Is your vcf file correctly formatted?

There is a standard for generation of VCF files, you can learn more about this here. Most bioinformatics tools will (should) follow this standard, if the tool you are using does not - there is no guarantee that tbtAMR behaviour will be as expected. Basic checks will be undertaken to ensure that your VCF is correct and if obvious issues are detected tbtAMR will error and ask you to check your inputs. However, if you are using a tool that does not follow this standard, but generates a file that mostly looks correct, tbtAMR may not detect the difference, it will appear to run correctly but the outputs may be unexpected or incorrect. If this is the case, please check your VCF generation and make sure that it follows the above linked specifications.

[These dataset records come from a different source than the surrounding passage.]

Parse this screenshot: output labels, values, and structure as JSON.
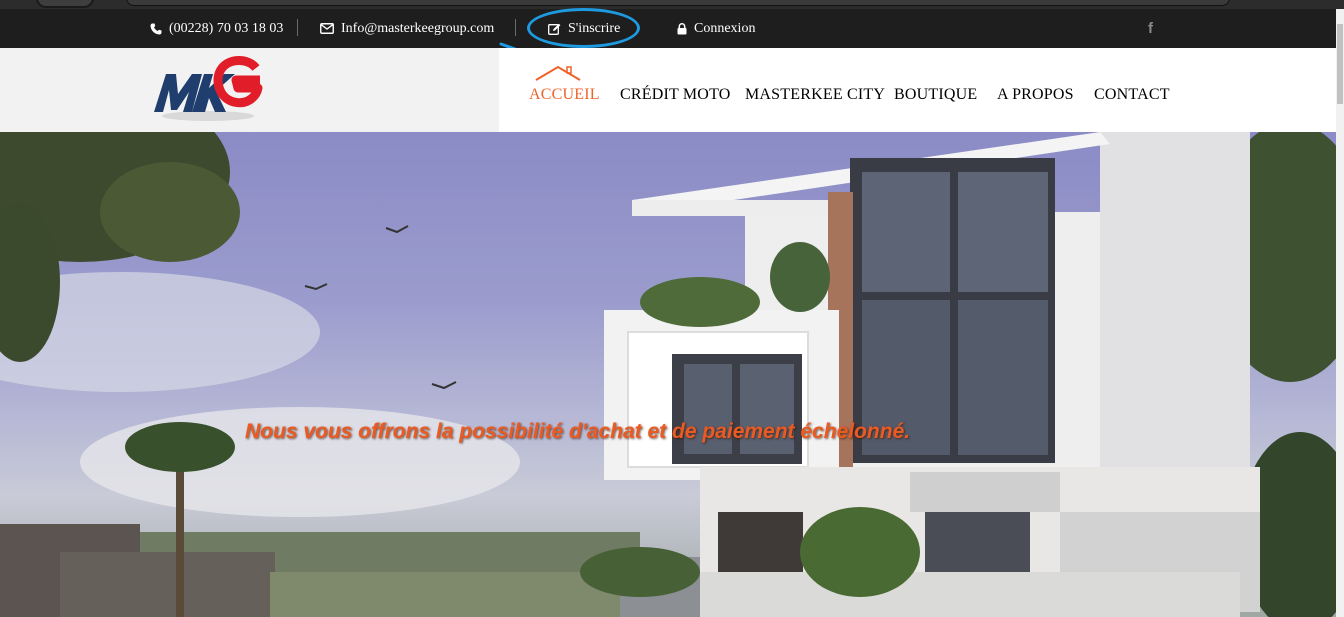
{
  "topbar": {
    "phone": "(00228) 70 03 18 03",
    "email": "Info@masterkeegroup.com",
    "signup": "S'inscrire",
    "login": "Connexion",
    "social_icon": "facebook-icon"
  },
  "header": {
    "logo_alt": "MKG",
    "nav": [
      {
        "label": "ACCUEIL",
        "active": true
      },
      {
        "label": "CRÉDIT MOTO",
        "active": false
      },
      {
        "label": "MASTERKEE CITY",
        "active": false
      },
      {
        "label": "BOUTIQUE",
        "active": false
      },
      {
        "label": "A PROPOS",
        "active": false
      },
      {
        "label": "CONTACT",
        "active": false
      }
    ]
  },
  "hero": {
    "tagline": "Nous vous offrons la possibilité d'achat et de paiement échelonné."
  },
  "colors": {
    "accent": "#f0622a",
    "topbar_bg": "#1e1e1e",
    "annotation": "#1e9be0"
  }
}
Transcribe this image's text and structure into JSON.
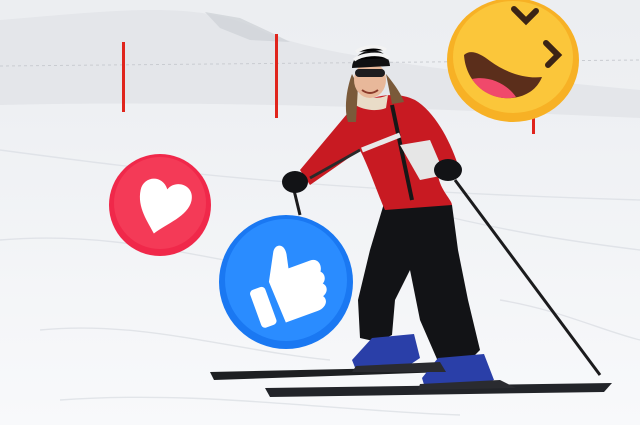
{
  "scene": {
    "subject": "skier",
    "setting": "snowy ski slope",
    "reactions": [
      {
        "icon": "heart-icon",
        "color": "#f0284a"
      },
      {
        "icon": "thumbs-up-icon",
        "color": "#1a78f2"
      },
      {
        "icon": "laughing-face-icon",
        "color": "#f7b125"
      }
    ]
  },
  "colors": {
    "sky": "#f1f2f4",
    "snow": "#f6f7f9",
    "jacket": "#c81a22",
    "pants": "#111214",
    "boots": "#2a3fa8",
    "pole_marker": "#e0241c"
  }
}
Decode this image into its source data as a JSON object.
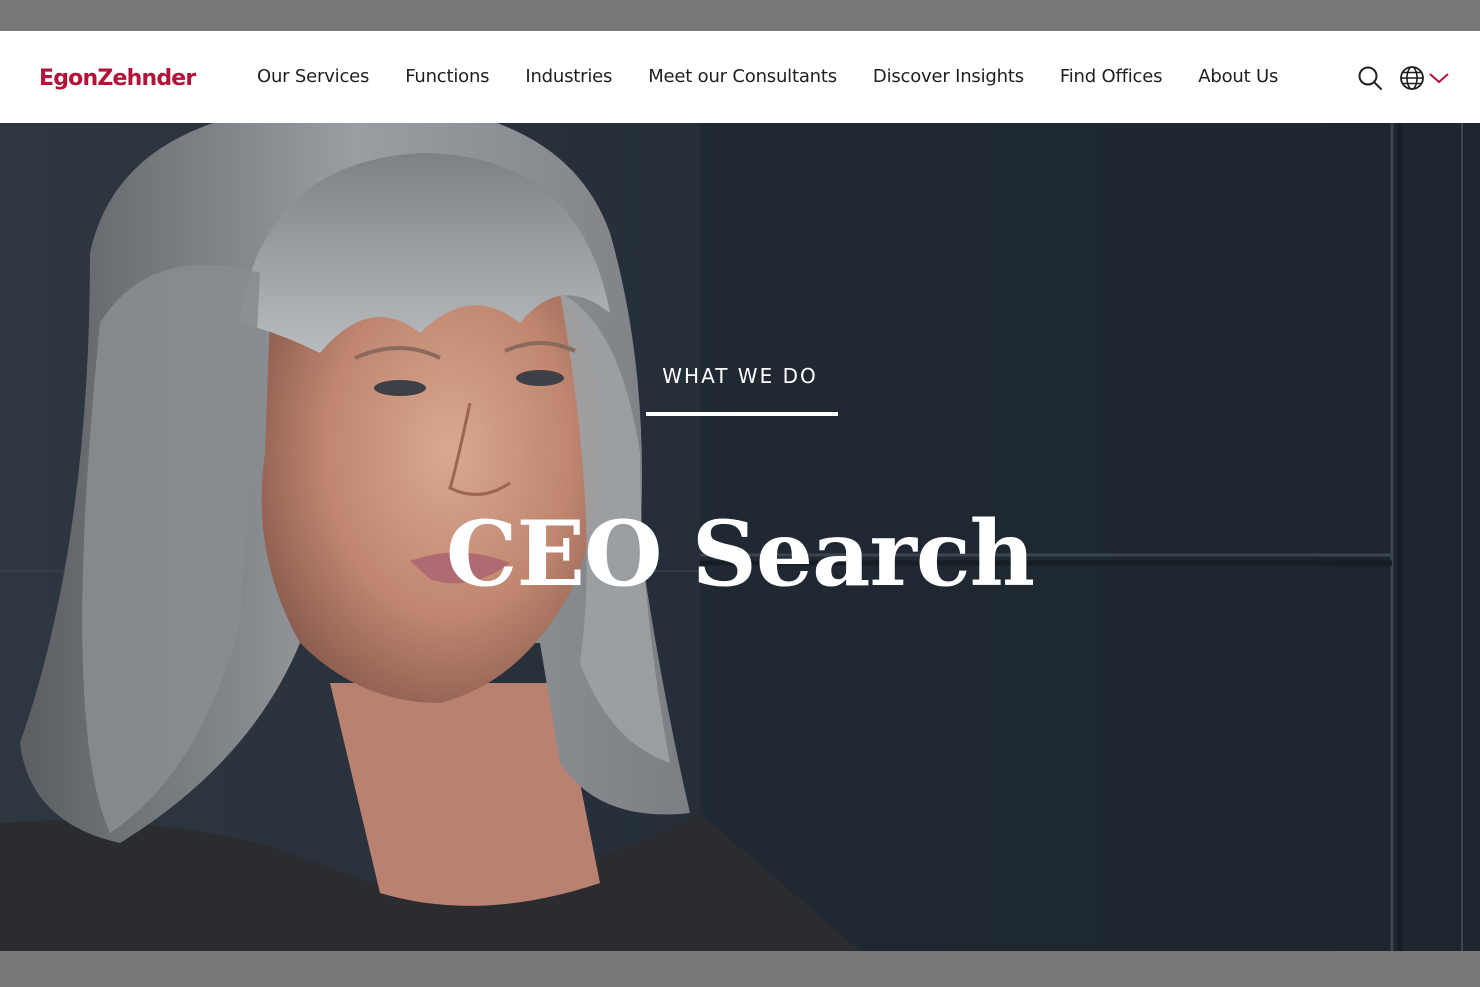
{
  "brand": {
    "logo_text": "EgonZehnder",
    "accent_color": "#b5123a"
  },
  "nav": {
    "items": [
      {
        "label": "Our Services"
      },
      {
        "label": "Functions"
      },
      {
        "label": "Industries"
      },
      {
        "label": "Meet our Consultants"
      },
      {
        "label": "Discover Insights"
      },
      {
        "label": "Find Offices"
      },
      {
        "label": "About Us"
      }
    ]
  },
  "header_icons": {
    "search": "search-icon",
    "language": "globe-icon",
    "language_toggle": "chevron-down-icon"
  },
  "hero": {
    "eyebrow": "WHAT WE DO",
    "title": "CEO Search",
    "image": "portrait of woman with grey bob hairstyle"
  }
}
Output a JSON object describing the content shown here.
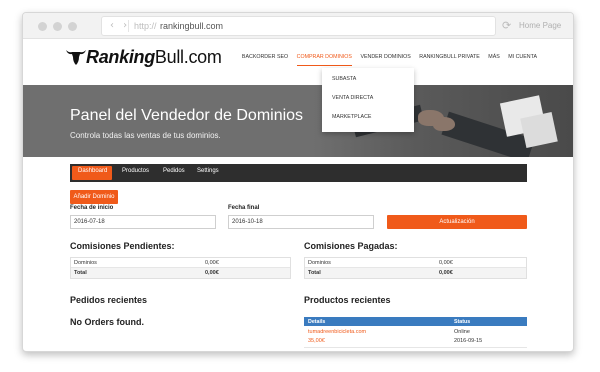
{
  "browser": {
    "nav_arrows": "‹ ›",
    "url_protocol": "http://",
    "url": "rankingbull.com",
    "reload_icon": "reload-icon",
    "home_label": "Home Page"
  },
  "site": {
    "logo_bold": "Ranking",
    "logo_rest": "Bull.com",
    "nav": [
      "BACKORDER SEO",
      "COMPRAR DOMINIOS",
      "VENDER DOMINIOS",
      "RANKINGBULL PRIVATE",
      "MÁS",
      "MI CUENTA"
    ],
    "dropdown": [
      "SUBASTA",
      "VENTA DIRECTA",
      "MARKETPLACE"
    ]
  },
  "hero": {
    "title": "Panel del Vendedor de Dominios",
    "subtitle": "Controla todas las ventas de tus dominios."
  },
  "tabs": [
    "Dashboard",
    "Productos",
    "Pedidos",
    "Settings"
  ],
  "add_domain_label": "Añadir Dominio",
  "filters": {
    "start_label": "Fecha de inicio",
    "start_value": "2016-07-18",
    "end_label": "Fecha final",
    "end_value": "2016-10-18",
    "update_label": "Actualización"
  },
  "pending": {
    "title": "Comisiones Pendientes:",
    "rows": [
      [
        "Dominios",
        "0,00€"
      ],
      [
        "Total",
        "0,00€"
      ]
    ]
  },
  "paid": {
    "title": "Comisiones Pagadas:",
    "rows": [
      [
        "Dominios",
        "0,00€"
      ],
      [
        "Total",
        "0,00€"
      ]
    ]
  },
  "orders": {
    "title": "Pedidos recientes",
    "empty": "No Orders found."
  },
  "products": {
    "title": "Productos recientes",
    "headers": [
      "Details",
      "Status"
    ],
    "rows": [
      {
        "name": "tumadreenbicicleta.com",
        "price": "35,00€",
        "status": "Online",
        "date": "2016-09-15"
      }
    ]
  },
  "colors": {
    "accent": "#f05a1a",
    "dark_bar": "#2e2e2e",
    "table_head": "#3a7bbf"
  }
}
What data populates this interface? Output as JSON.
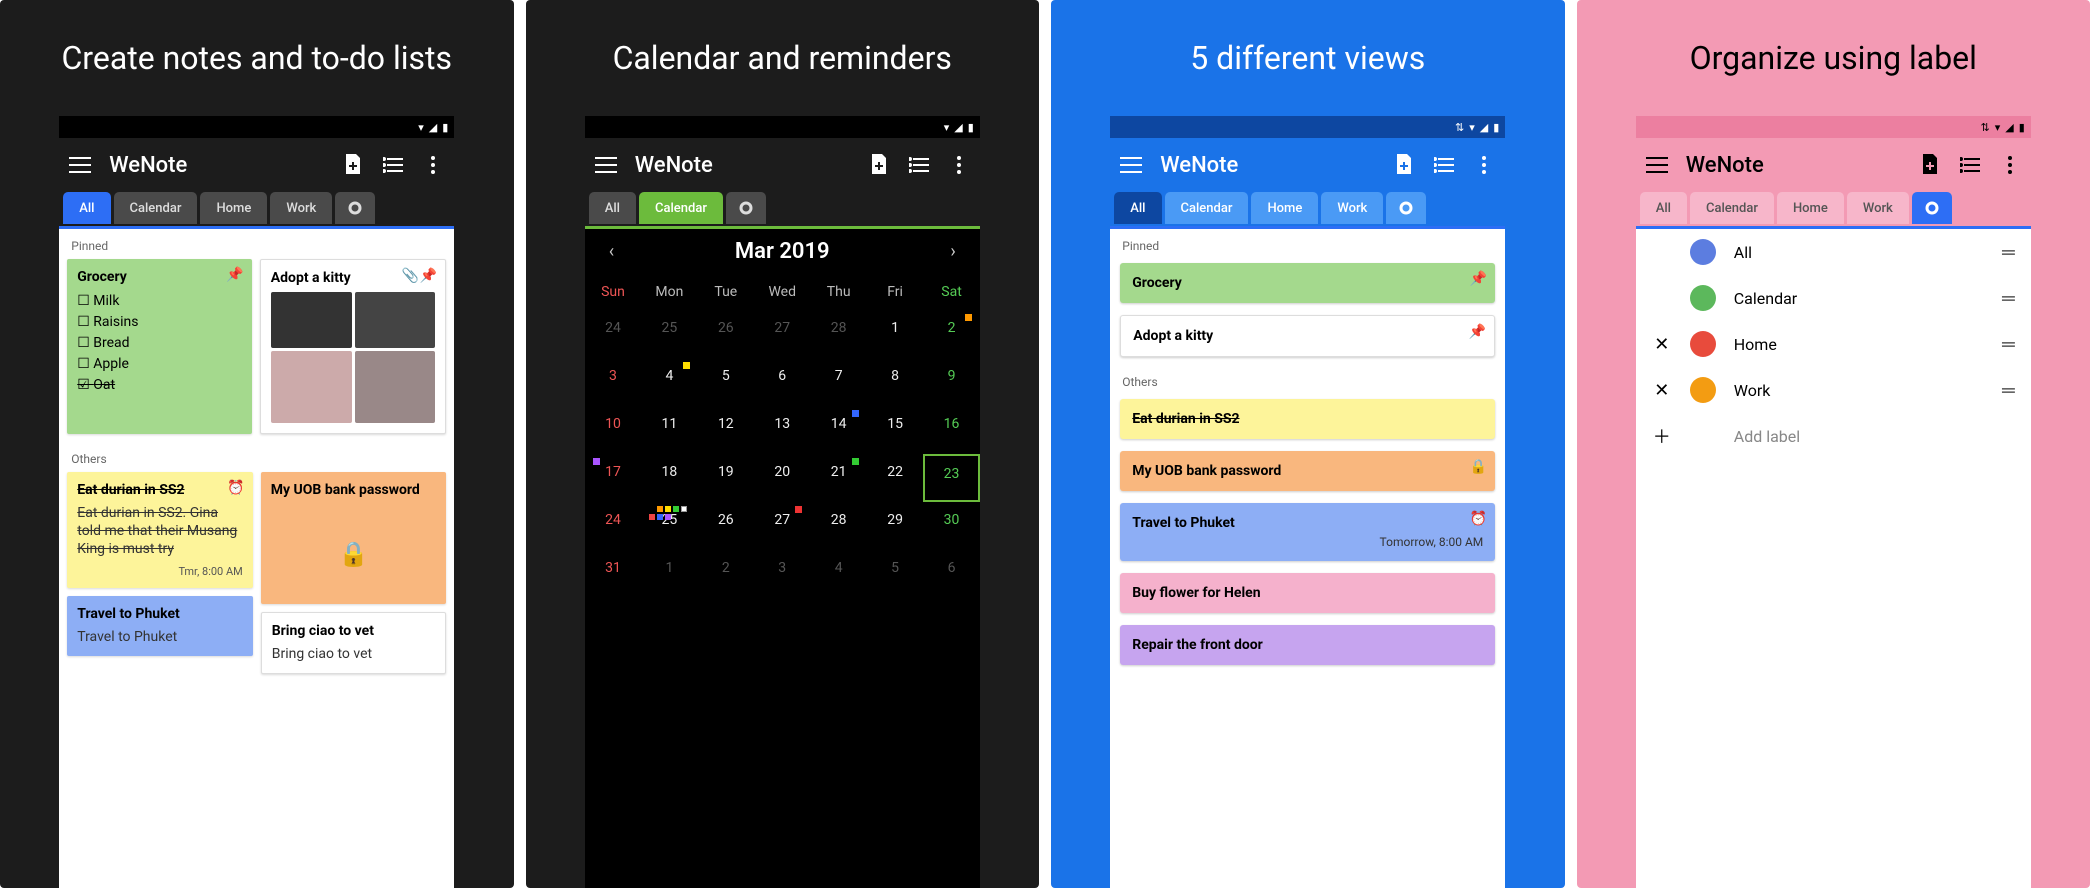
{
  "captions": {
    "p1": "Create notes and to-do lists",
    "p2": "Calendar and reminders",
    "p3": "5 different views",
    "p4": "Organize using label"
  },
  "app": {
    "title": "WeNote"
  },
  "tabs": {
    "all": "All",
    "calendar": "Calendar",
    "home": "Home",
    "work": "Work"
  },
  "sections": {
    "pinned": "Pinned",
    "others": "Others"
  },
  "notes": {
    "grocery": {
      "title": "Grocery",
      "items": [
        "Milk",
        "Raisins",
        "Bread",
        "Apple",
        "Oat"
      ]
    },
    "adopt": {
      "title": "Adopt a kitty"
    },
    "durian": {
      "title": "Eat durian in SS2",
      "body": "Eat durian in SS2. Gina told me that their Musang King is must try",
      "footer": "Tmr, 8:00 AM"
    },
    "uob": {
      "title": "My UOB bank password"
    },
    "phuket": {
      "title": "Travel to Phuket",
      "body": "Travel to Phuket",
      "footer": "Tomorrow, 8:00 AM"
    },
    "ciao": {
      "title": "Bring ciao to vet",
      "body": "Bring ciao to vet"
    },
    "helen": {
      "title": "Buy flower for Helen"
    },
    "repair": {
      "title": "Repair the front door"
    }
  },
  "calendar": {
    "title": "Mar 2019",
    "dow": [
      "Sun",
      "Mon",
      "Tue",
      "Wed",
      "Thu",
      "Fri",
      "Sat"
    ]
  },
  "labels": {
    "all": "All",
    "calendar": "Calendar",
    "home": "Home",
    "work": "Work",
    "add": "Add label"
  }
}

Have you installed tbtAMR to run the way you want to run?

If you are supplying an annotated VCF as input and have no need for VCF generation or annotation, you can just install tbtAMR as describe here. However, if you would like to supply paired-end fastq files as input, you will need to make sure that you have installed tbtAMR as descibed here.

Alternatively, you can also just install snpEff and tbtAMR and described here if you want tbtAMR to annotate your VCF file.

A note on lineage calling.

By default, tbtAMR does not call lineage for M. tuberculosis, you can do this if you like by following the installation instructions here and using the --call_lineage flag.

Generating genomic DST using default criteria (based on WHO catalogue V2)

VCF input

tbtamr predict --vcf sample.vcf.gz -s sample_name

paired-end reads input

tbtamr full -1 R1.fq.gz -2 R1.fq.gz -s sample_name

Add phylogenetic lineage to outputs

Please make sure that you have installed pathogen-profiler as described here.

tbtamr predict --vcf sample.vcf.gz -s sample_name --call_lineage

OR

tbtamr full -1 R1.fq.gz -2 R1.fq.gz -s sample_name --call_lineage

Generating genomic DST using custom criteria

Check out the instructions for defining criteria here, example files can also be found here.

tbtamr predict --vcf sample.vcf.gz -s sample_name -c custom_mutational_catalogue.csv -cfg custom_db_config.json -r custom_interpretation_criteria.csv -cr custom_classification_criteria.csv

OR

tbtamr full -1 R1.fq.gz -2 R1.fq.gz -s sample_name -c custom_mutational_catalogue.csv -cfg custom_db_config.json -r custom_interpretation_criteria.csv -cr custom_classification_criteria.csv

Use tbtAMR to generate annotated VCF file (no DST)

It is unclear why you may want to do this - but the functionality is here for you if you want to use it

tbtamr fq2vcf -1 R1.fq.gz -2 R1.fq.gz -s sample_name

OR

tbtamr annotate --vcf sample.vcf.gz -s sample_name

Search your catalogue for variant information

tbtAMR also allows you to quickly peruse your catalogue - which can be useful if you don't want to break excel and you have a large catalogue.

tbtamr search -q rpoB_p.Ser540Leu rpoB_p.Ser540Ala

If you are using a custom catalogue - you will need to do

tbtamr search -q some_query -c custom_mutational_catalogue.csv -cfg custom_db_config.json

Output files

tbtAMR will output two files as standard.

  1. The first is tbtamr_results.csv. This is essentially the raw output of your interpretative criteria, this may include reportable and non-reportable results (depending on how the interpretative criteria and catalogue configuration are set up).

  2. The second file is tbtamr_linelist_report.csv. This file is a filtered version of what is in the tbtamr_results.csv, with only results deemed appropriate for reporting (as defined by the interpretative criteria and catalogue configuration).

If you have added the --cascade flag, and have cascade_reporting set up in the catalogue configuration, a 3rd file will be created 3. tbtamr_linelist_cascade_report.csv, this is a further filtered version of the linelist report, with specific drugs reported based on the resistance profile detected. For more information see here and here.

Note all output files are designed to be simple csv to allow for straightforward management and incorporation into LIMS. tbtAMR does not make any assumptions as to how the reports should appear or be communicated.